La ville est alors propriété des rois du peuple burgonde puis de leurs successeurs, les Mérovingiens et les Carolingiens.   

Déjà au 6ème siècle, « Löwin » devait évoluer sous le regard de son église.

 

Les moines de Tournus, premiers seigneurs de la « Villa Lovingum »   29 janvier 2010
C’est justement grâce à l’un de ces rois, Louis le Bègue, que Louhans apparaît pour la première fois dans les textes. En 870, un acte de donation est établi par ce dernier en faveur des moines bénédictins du monastère de Tournus concernant la « Villa Lovingum ».
Sous ce terme de « villa », il faut comprendre une communauté rurale constituée autour d’un domaine plus ou moins important (dépendances, terres cultivées ou incultes, prés et bois, le tout s’étendant un peu au-delà des limites actuelles de la commune) au centre duquel est donc la fameuse église dédiée à saint Martin. Cette dernière était vraisemblablement à l’emplacement de l’église saint Pierre, les édifices cultuels variant assez rarement d’implantation d’une période à l’autre.
Les abbés de Tournus sont donc les premiers seigneurs en tant que tels de la ville de Louhans. Rappelons au passage qu’aux époques environnant le 10ème siècle, les monastères, abbayes et couvents, par les donations qui leur sont faites et par leurs extensions, façonneront les territoires dans lesquels ils sont présents.
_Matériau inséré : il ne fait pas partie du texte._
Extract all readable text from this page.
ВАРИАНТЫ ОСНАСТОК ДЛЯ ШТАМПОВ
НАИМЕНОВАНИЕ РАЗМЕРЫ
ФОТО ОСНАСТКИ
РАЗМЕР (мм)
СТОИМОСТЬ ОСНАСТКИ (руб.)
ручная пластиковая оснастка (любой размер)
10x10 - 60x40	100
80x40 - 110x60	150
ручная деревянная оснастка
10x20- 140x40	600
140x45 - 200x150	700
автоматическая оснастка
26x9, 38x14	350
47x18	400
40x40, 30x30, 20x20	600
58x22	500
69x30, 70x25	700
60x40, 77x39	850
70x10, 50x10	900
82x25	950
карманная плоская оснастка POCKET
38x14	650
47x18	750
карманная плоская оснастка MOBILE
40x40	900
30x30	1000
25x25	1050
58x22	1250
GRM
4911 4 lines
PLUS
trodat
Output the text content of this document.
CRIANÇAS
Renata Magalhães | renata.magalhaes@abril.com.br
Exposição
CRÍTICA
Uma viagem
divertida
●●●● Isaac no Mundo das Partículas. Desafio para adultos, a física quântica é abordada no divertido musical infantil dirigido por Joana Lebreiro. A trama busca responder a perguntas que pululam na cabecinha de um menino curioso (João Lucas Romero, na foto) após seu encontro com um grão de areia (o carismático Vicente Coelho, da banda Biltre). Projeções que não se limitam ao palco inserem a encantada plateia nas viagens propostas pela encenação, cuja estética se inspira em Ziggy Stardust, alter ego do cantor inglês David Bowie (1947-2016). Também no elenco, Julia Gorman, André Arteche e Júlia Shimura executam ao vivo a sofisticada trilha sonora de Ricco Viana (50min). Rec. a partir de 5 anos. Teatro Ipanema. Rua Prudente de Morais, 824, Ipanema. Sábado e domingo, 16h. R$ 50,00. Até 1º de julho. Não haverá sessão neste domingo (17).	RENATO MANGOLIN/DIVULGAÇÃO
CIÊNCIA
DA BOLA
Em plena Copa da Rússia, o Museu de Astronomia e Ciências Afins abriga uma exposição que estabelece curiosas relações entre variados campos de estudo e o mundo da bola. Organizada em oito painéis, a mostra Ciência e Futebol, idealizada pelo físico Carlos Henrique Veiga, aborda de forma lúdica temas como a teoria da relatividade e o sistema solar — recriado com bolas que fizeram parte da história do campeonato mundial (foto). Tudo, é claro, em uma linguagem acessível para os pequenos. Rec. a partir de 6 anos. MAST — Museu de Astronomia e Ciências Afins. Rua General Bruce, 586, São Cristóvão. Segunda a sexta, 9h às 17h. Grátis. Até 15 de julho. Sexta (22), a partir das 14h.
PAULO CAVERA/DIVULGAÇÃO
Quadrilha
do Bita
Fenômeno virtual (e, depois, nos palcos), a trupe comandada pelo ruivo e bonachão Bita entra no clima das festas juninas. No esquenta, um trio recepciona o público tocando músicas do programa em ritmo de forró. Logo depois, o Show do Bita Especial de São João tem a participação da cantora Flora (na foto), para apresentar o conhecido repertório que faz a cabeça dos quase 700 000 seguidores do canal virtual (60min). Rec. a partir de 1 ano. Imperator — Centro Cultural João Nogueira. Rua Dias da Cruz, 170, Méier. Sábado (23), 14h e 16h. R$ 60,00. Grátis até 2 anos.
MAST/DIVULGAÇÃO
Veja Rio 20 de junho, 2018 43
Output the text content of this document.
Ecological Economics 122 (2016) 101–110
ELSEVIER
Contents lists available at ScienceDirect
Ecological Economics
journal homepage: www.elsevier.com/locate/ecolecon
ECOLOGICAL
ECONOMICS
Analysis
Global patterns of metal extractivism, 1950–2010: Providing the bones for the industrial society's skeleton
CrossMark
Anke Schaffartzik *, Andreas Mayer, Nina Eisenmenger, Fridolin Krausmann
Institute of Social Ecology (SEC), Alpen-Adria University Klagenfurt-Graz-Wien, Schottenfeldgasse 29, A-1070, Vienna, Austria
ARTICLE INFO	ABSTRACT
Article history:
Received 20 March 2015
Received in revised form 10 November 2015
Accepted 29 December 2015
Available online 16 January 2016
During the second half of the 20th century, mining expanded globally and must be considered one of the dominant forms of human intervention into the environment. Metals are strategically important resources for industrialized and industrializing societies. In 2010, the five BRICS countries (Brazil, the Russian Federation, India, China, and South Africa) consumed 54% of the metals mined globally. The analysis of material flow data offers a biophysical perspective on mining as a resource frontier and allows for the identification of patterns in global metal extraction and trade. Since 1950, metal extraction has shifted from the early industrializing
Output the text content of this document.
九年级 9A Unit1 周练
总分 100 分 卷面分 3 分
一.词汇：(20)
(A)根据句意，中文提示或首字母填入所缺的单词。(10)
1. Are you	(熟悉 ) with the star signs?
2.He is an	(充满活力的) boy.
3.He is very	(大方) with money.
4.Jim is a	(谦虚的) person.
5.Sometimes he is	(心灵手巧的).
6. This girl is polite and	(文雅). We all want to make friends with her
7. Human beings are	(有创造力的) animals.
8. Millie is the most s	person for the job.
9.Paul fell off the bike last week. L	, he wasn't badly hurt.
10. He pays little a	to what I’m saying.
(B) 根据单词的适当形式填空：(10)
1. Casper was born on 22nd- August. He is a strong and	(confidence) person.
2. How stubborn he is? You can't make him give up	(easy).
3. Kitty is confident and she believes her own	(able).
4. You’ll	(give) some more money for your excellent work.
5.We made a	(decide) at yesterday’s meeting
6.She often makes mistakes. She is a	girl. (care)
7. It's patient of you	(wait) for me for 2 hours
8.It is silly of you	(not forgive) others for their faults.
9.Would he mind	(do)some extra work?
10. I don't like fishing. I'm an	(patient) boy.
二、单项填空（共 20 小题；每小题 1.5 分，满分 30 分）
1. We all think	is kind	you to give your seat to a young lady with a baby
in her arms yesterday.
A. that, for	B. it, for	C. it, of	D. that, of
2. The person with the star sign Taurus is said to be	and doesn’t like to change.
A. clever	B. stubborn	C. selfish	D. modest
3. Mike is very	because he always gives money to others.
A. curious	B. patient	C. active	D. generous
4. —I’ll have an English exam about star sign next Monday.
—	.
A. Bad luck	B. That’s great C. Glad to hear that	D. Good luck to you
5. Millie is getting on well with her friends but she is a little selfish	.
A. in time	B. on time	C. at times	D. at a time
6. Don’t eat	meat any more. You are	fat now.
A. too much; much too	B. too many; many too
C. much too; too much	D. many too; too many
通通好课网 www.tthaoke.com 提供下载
C’est en effet souvent sous l’impulsion des gens d’églises que des bois sont essartés puis entretenus, que les points d’eau sont dévolus à une activité piscicole, que des terres jusque-là incultes sont labourées et enfin, grâce à leurs comptes et autres écrits, que des noms de lieux ou de personnes apparaissent textuellement.

Les moines de Tournus sont les premiers seigneurs de Louhans
(illustration extraite de
La Saône-et-Loire, La Taillanderie, page 121).